Лесное море — страница 15 из 103

[9]

— Первобытный человек — и по-латыни? Ох, и здорово же вас морочили!

— Никто нас не морочил, да это и невозможно было: проверка была тщательная. Делались снимки и слепки в парафине.

— Какие слепки?

— Рук и ног всех видений. Ведь это тоже наука, наука о мире духов, понятно?

— Нет. Вы изучали физику, хотели расщепить атом — как же это вяжется с верой в духов? Одно из двух: либо атом, либо духи.

— Вовсе нет. Это только два способа восприятия. Два угла зрения на один и тот же предмет. Атомная структура материи или изначальный «fluide univirsel», как говорят французы, то есть всемирный космический флюид. Дело только в том, что спиритуалисты понимают это шире, они различают материю инертную и материю разумную, или дух.

— И его можно увидеть?

— Конечно. Дух окружен легкой туманной субстанцией, полуматериальной оболочкой, так называемой «периспри»[10].

— Странное название. А откуда она берется, эта оболочка?

— Из общего космического потока каждой планеты. Поэтому она в разных мирах разная. Когда дух переходит из одного мира в другой, он меняет оболочку, как мы меняем одежду…

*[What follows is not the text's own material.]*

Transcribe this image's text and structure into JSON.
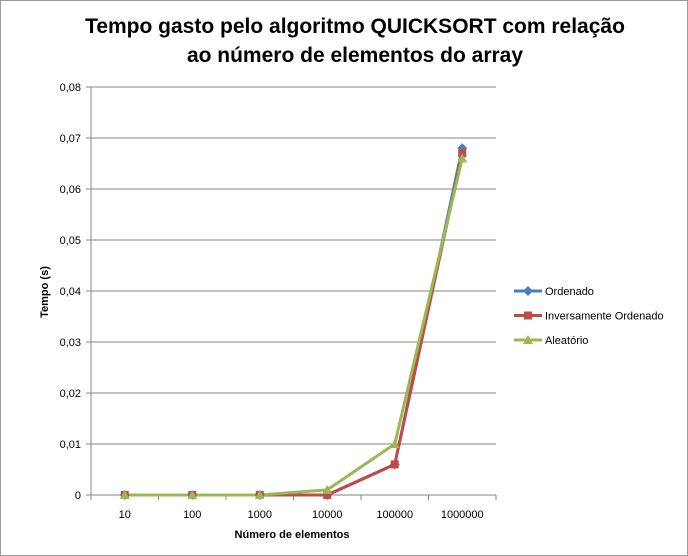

Алсуфьев говорил о духах с величайшей осведомленностью, так уверенно, как говорят о лошадях или сортах табака. Рассуждал об особенностях духов, их роде и категориях. Сообщил, что есть духи легкомысленные, как лешие и домовые, духи, ничем не примечательные, ни то ни се, духи, которые дают о себе знать стуком или вихрением, духи лжеученые и истинно мудрые, наконец, духи высшие, или гении… А Виктор слушал и думал: «Вот чудак! Сам ты лжеученый и великий путаник! Вот уж действительно ни то ни се, как твои духи». Ему было неловко за Алсуфьева. И притом он не мог отделаться от ощущения, что они не одни здесь, что еще кто-то слышит весь этот вздор о союзах между духами, о «вечной своей половине», которую суждено найти человеку в мире, — слышит и смеется в кулак. Ему даже почудился шорох в зарослях на обрыве и звуки, похожие на взрыв смеха, тотчас заглушенный, точно кто-то прикрыл рот рукой. И вот что еще было странно: собаки явно беспокоились. Поднимали морды, растерянно нюхали воздух, но ничего не могли учуять на такой высоте.

— А что, Павел Львович, собаки духов чуют?

— Конечно.

— Так гляньте-ка на Ягу… Не духа ли учуяла?

Но Алсуфьев принял это за насмешку.

— Рrimо, собака в таких случаях убегает и визжит от ужаса. Secundo, шутки твои совершенно неуместны. Теrtio, ты еще убедишься, что это все правда.

Он придвинулся ближе к костру, подбросил дров… Видно было, что обиделся.

— Ох этот багульник! — пожаловался он снова. — Угорим мы с тобой тут, вот увидишь.

Виктор не отвечает, да и к чему? Им нечего сказать друг другу.

Бегут часы под звездным куполом неба.

Собаки все еще стригут ушами, чуют что-то… или кого-то.

Виктор не спит, караулит. Последним усилием воли гонит сон, а веки тяжелеют, в висках стучит — все этот багульник проклятый!

Он смотрит на Алсуфьева — тот сидит, прислонясь спиной к березе и обняв руками колени. Голову свесил на грудь и дремлет, обмяк весь как-то, словно тело у него без костей, — ну просто брошенный кем-то сверток тряпья. Потом Виктор видит себя как будто со стороны, сверху: вот он встает от костра, такой юный, но уже сильный. Алсуфьев остается на месте, а он идет. Он сильнее, он может идти.

НОЧЬ ВИДЕНИЙ

Идет, не касаясь ногами земли. Невесомый, без тела, в одной только астральной оболочке «периспри».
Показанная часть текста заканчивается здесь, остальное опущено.